The Wolf Children Guide to Hating Your Parents

If anyone comes to me and does not hate father and mother, wife and children, brothers and sisters—yes, even their own life—such a person cannot be my disciple.

– Jesus (Luke 14:26)

Wolf Children is a film experience.  From the way Hosoda artfully demonstrates the passage of time to his wonderfully fluid animation, and from (very) uncomfortable scenes to poignant moments, the film is absolutely memorable.  One facet I enjoyed most was seeing Ame and Yuki take such right turns, both from who they were when they were younger and from each other.  Ame’s storyline is perhaps more interesting, as he transforms from a scared little boy to a more instinctual and brave creature (Warning: spoilers ahead).

ame wolf children
Art by 絃巫 (Pixiv ID 29029326)

Hana, Yuki and Ame’s mother, is at first very open to Ame’s changes, as she is very unsure of how to rear her cubs within their father’s heritage (some reviewers have focused on this theme).  But when she becomes aware that Ame has chosen to leave their family and become fully wolf all the time, Hana tries with all her motherly might to stop him.  And through it all – through tears, emotional verbal exchanges, and physical injury, Ame is resolute.  He has made his decision, and he will leave his human family to join an animal one.

It’s this resolution that is often lacking when we jump into a hobby or lifestyle.  While our emotions may say we’re “all in,” our motivations sometimes slow or cease entirely, and we oftentimes see little change in our life from a project or idea that had once consumed us.  In fact, at this time of year, we might look back to 365 days ago and find that we haven’t changed much, although we may have intended to.

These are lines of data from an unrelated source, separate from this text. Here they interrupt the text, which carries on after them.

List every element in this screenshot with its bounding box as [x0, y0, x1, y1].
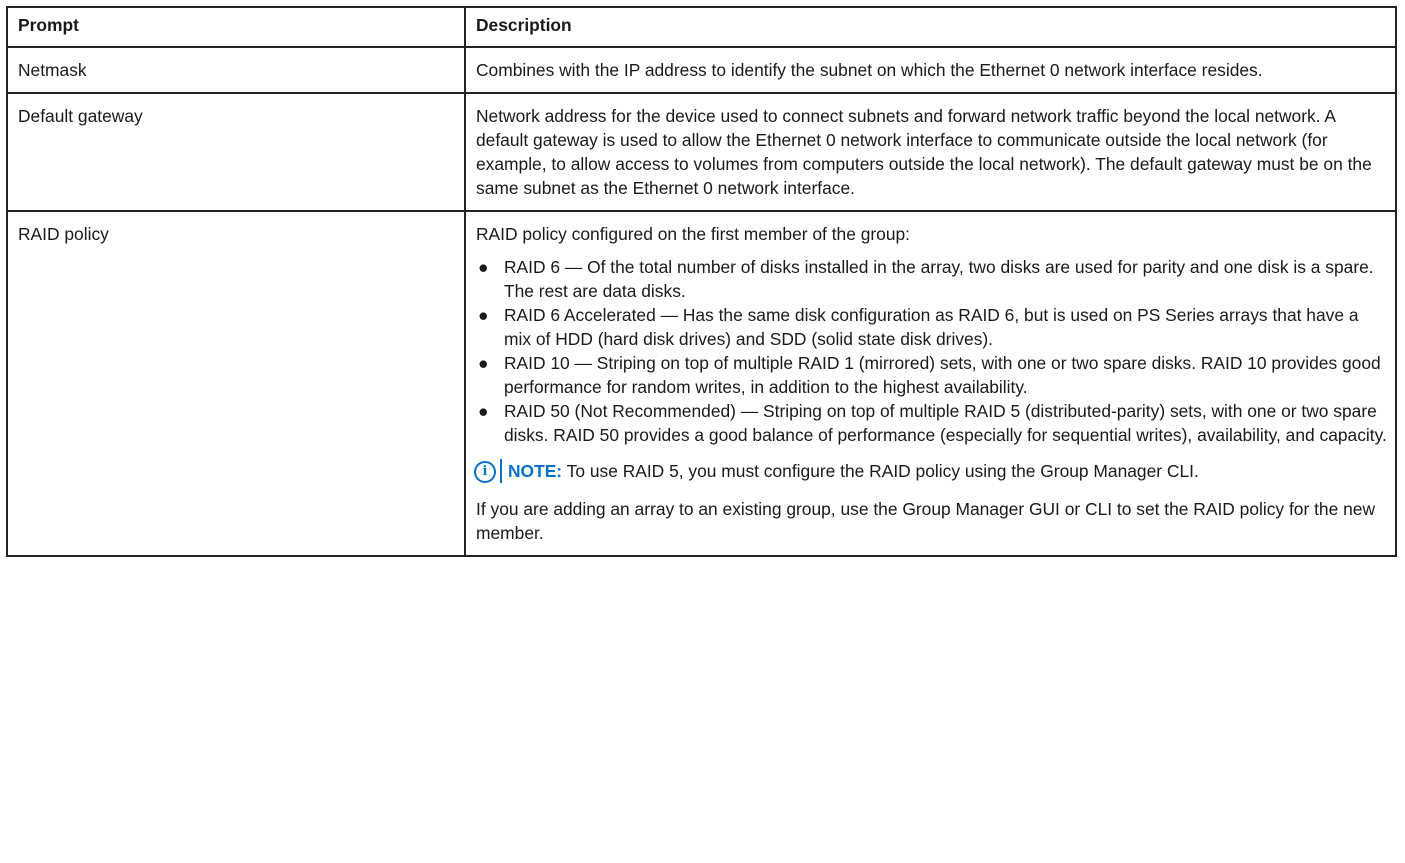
bullet-icon: ● [478, 401, 489, 421]
raid-closing-text: If you are adding an array to an existin… [476, 499, 1375, 543]
table-row-netmask: Netmask Combines with the IP address to … [6, 46, 1397, 94]
list-item: ● RAID 6 Accelerated — Has the same disk… [476, 303, 1387, 351]
table-row-raid-policy: RAID policy RAID policy configured on th… [6, 210, 1397, 557]
bullet-icon: ● [478, 257, 489, 277]
prompt-cell: Netmask [6, 46, 466, 94]
table-row-default-gateway: Default gateway Network address for the … [6, 92, 1397, 212]
list-item: ● RAID 10 — Striping on top of multiple … [476, 351, 1387, 399]
info-icon: i [474, 461, 496, 483]
note-label: NOTE: [508, 461, 563, 481]
description-text: Combines with the IP address to identify… [476, 60, 1263, 80]
prompt-cell: RAID policy [6, 210, 466, 557]
table-header-row: Prompt Description [6, 6, 1397, 48]
bullet-icon: ● [478, 353, 489, 373]
note-text: To use RAID 5, you must configure the RA… [562, 461, 1199, 481]
list-item: ● RAID 50 (Not Recommended) — Striping o… [476, 399, 1387, 447]
prompt-cell: Default gateway [6, 92, 466, 212]
column-header-description: Description [464, 6, 1397, 48]
list-item-text: RAID 6 — Of the total number of disks in… [504, 257, 1374, 301]
list-item: ● RAID 6 — Of the total number of disks … [476, 255, 1387, 303]
bullet-icon: ● [478, 305, 489, 325]
note-body: NOTE: To use RAID 5, you must configure … [508, 459, 1387, 483]
raid-level-list: ● RAID 6 — Of the total number of disks … [476, 255, 1387, 447]
list-item-text: RAID 6 Accelerated — Has the same disk c… [504, 305, 1359, 349]
description-cell: RAID policy configured on the first memb… [464, 210, 1397, 557]
note-divider [500, 459, 502, 483]
list-item-text: RAID 50 (Not Recommended) — Striping on … [504, 401, 1387, 445]
prompt-description-table: Prompt Description Netmask Combines with… [6, 6, 1397, 557]
raid-intro-text: RAID policy configured on the first memb… [476, 224, 911, 244]
column-header-prompt: Prompt [6, 6, 466, 48]
description-text: Network address for the device used to c… [476, 106, 1372, 198]
note-callout: i NOTE: To use RAID 5, you must configur… [474, 459, 1387, 483]
description-cell: Combines with the IP address to identify… [464, 46, 1397, 94]
description-cell: Network address for the device used to c… [464, 92, 1397, 212]
list-item-text: RAID 10 — Striping on top of multiple RA… [504, 353, 1381, 397]
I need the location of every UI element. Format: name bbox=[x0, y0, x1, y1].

When it comes to Christianity, Jesus is very clear about this lukewarm commitment – He doesn’t want any of it.  Jesus explains this idea in a couple of short stories, including this one:

Suppose one of you wants to build a tower. Won’t you first sit down and estimate the cost to see if you have enough money to complete it? For if you lay the foundation and are not able to finish it, everyone who sees it will ridicule you,saying, ‘This person began to build and wasn’t able to finish.’

– Jesus (Luke 14:28-30)

In other words, if you aren’t willing to give your all, you cannot be a disciple of Christ.  His harshest words regarding this difficult teaching are those given at the beginning of this post – if you do not hate your family, you cannot be Christ’s disciple.  Jesus is emphasizing the extreme cost of discipleship – nothing must come before Christ, and in fact, it must be nothing BUT Christ.

Ame demonstrates this bold commitment.  At one point, hearing his mother’s pleas, he hesitates, perhaps thinking of returning to his human home.  But before he can change his mind, Ame runs off, probably to never be seen by his mother or sister again.  He has given up those bonds, and put on a new life.

Christians, too, must be sure to value Christ above all – even at the risk  of leaving behind all we hold most dear.  We may never have to actually leave family, as Ame did, but our resolution cannot be any thinner – the cost of discipleship for a Christian is his or her very life.  The question is, are we willing to pay it?


6 thoughts on “The Wolf Children Guide to Hating Your Parents

  1. I’ve just watched this beautiful movie ))) It’s fantastic)) After watching i immediately wanted to check do you have something about it on your website , and I am glad I found this article))) Thank you very much )))

  2. To abandon your family is the ultimate betrayal and destruction of the social order. It was rare for Jesus to be wrong, but he was wrong when he said that and Ame was a spoiled little twit.

    1. I guess it depends on your perspective. If Jesus is God and truth, which I believe he is, he is never wrong. And here, his truth is imbued by the idea that God is eternal and holy and far more a priority than anything earthly, and beyond that, HE is our family. As Jesus tells us, we are part of his heavenly family—we must prioritize that family, if it comes down to it, over our temporal earthly one.